On the other side of the river, trash mounds along the bank reach the height of roadway overpasses.

"The situation is disastrous," said Rachid Rahme, a physician at Lebanon's Sacre Coeur Hospital. "I don't like to get involved in politics, but I'm sure they could find a way to deal with it rather than dealing with it in this way."

Frustration over the mounting garbage sparked a protest movement under the banner "You Stink," an epithet aimed at the government, which brought tens of thousands of demonstrators into Beirut's streets over the summer. The collection crisis erupted in July after authorities closed the primary landfill for Beirut and the surrounding coastal governorate without providing an alternative.

The demonstrations were a catharsis of discontent directed at the political class, which has walled itself off from popular opinion and failed to provide other basic services such as water, electricity and drainage.

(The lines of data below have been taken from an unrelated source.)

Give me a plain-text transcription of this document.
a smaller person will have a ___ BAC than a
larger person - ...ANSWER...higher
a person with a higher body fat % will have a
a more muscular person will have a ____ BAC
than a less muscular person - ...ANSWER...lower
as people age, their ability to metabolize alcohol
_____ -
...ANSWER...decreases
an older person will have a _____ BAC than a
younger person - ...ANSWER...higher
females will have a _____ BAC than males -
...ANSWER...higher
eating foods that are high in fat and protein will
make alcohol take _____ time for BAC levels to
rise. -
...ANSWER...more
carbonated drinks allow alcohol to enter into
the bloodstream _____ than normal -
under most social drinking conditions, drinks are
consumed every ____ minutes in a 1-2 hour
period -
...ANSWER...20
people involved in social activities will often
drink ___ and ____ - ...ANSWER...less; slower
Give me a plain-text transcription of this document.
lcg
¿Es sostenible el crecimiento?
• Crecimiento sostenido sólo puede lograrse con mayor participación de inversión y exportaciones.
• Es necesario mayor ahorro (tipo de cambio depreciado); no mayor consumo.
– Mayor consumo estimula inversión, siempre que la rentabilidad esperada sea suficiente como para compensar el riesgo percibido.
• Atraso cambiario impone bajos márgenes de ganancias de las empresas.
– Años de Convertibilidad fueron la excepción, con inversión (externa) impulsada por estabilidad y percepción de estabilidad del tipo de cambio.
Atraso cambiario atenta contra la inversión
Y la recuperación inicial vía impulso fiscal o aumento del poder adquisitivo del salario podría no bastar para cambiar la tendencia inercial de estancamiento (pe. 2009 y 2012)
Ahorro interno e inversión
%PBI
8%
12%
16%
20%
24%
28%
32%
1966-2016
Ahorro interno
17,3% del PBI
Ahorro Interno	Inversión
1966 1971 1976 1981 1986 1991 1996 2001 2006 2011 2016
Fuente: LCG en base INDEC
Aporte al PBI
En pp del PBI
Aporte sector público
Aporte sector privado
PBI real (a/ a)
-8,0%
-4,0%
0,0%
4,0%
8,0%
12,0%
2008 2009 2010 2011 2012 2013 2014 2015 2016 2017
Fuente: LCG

But those protests have largely fizzled out, owing to a mix of canny political maneuvering and repressive crackdowns.

In September, young men openly identifying themselves as supporters of the country's Parliament speaker descended on the protesters, carrying knives and throwing punches and stones. Every time demonstrators attempted to approach the parliament building, security forces fired their weapons into the air, sprayed tear gas and water cannons, and arrested dozens.

To a country still accustomed to spasms of violence, twenty-five years after the formal conclusion of its civil war, the threat of disorder scared protesters off.

"The political authorities played it smart to defuse us," said Assad Thebian, one of the organizers behind the politically unaffiliated campaign.

The state's fastidious efforts to keep the capital's streets clean also helped pacify the population.

The latest initiative to solve the crisis, a proposal to export the waste, appears set to run aground, after a minister complained about its exorbitant cost. Prime Minister Tammam Salam's Cabinet will deliberate the proposal Monday, but without a president of the republic, Salam has been hesitant to authorize decrees without consensus.

Agriculture Minister Akram Chehayeb, one of the architects of the plan, says the country has no choice but to export after a tortured national process to open new landfills collapsed.

"There's no trust in the government, so the people refused to accept sanitary landfills. And until we restart government institutions and elect a president, we are stuck with the most expensive solution," he said.

The country has not had parliamentary elections since 2009 and has failed to elect a president since 2014.

With over one million war refugees entering Lebanon from neighboring Syria since 2011 and the country's parties openly allied with rival sides in that conflict, Lebanon's politicians say they have to move cautiously to preserve the fragile political balance.

A few municipalities have launched their own recycling initiatives, but many others are simply burning their garbage, often in residential areas. Air contamination in these areas is now more than 400 times worse than pollution in the country's industrial areas, a recent study by the American University of Beirut revealed.

Rahme said the consequences can be disastrous and already gastroenteritis cases are up 30 percent since last year.

"There are other diseases that can happen ... It can cause cancer in the long run and asthma in the short term," he warned.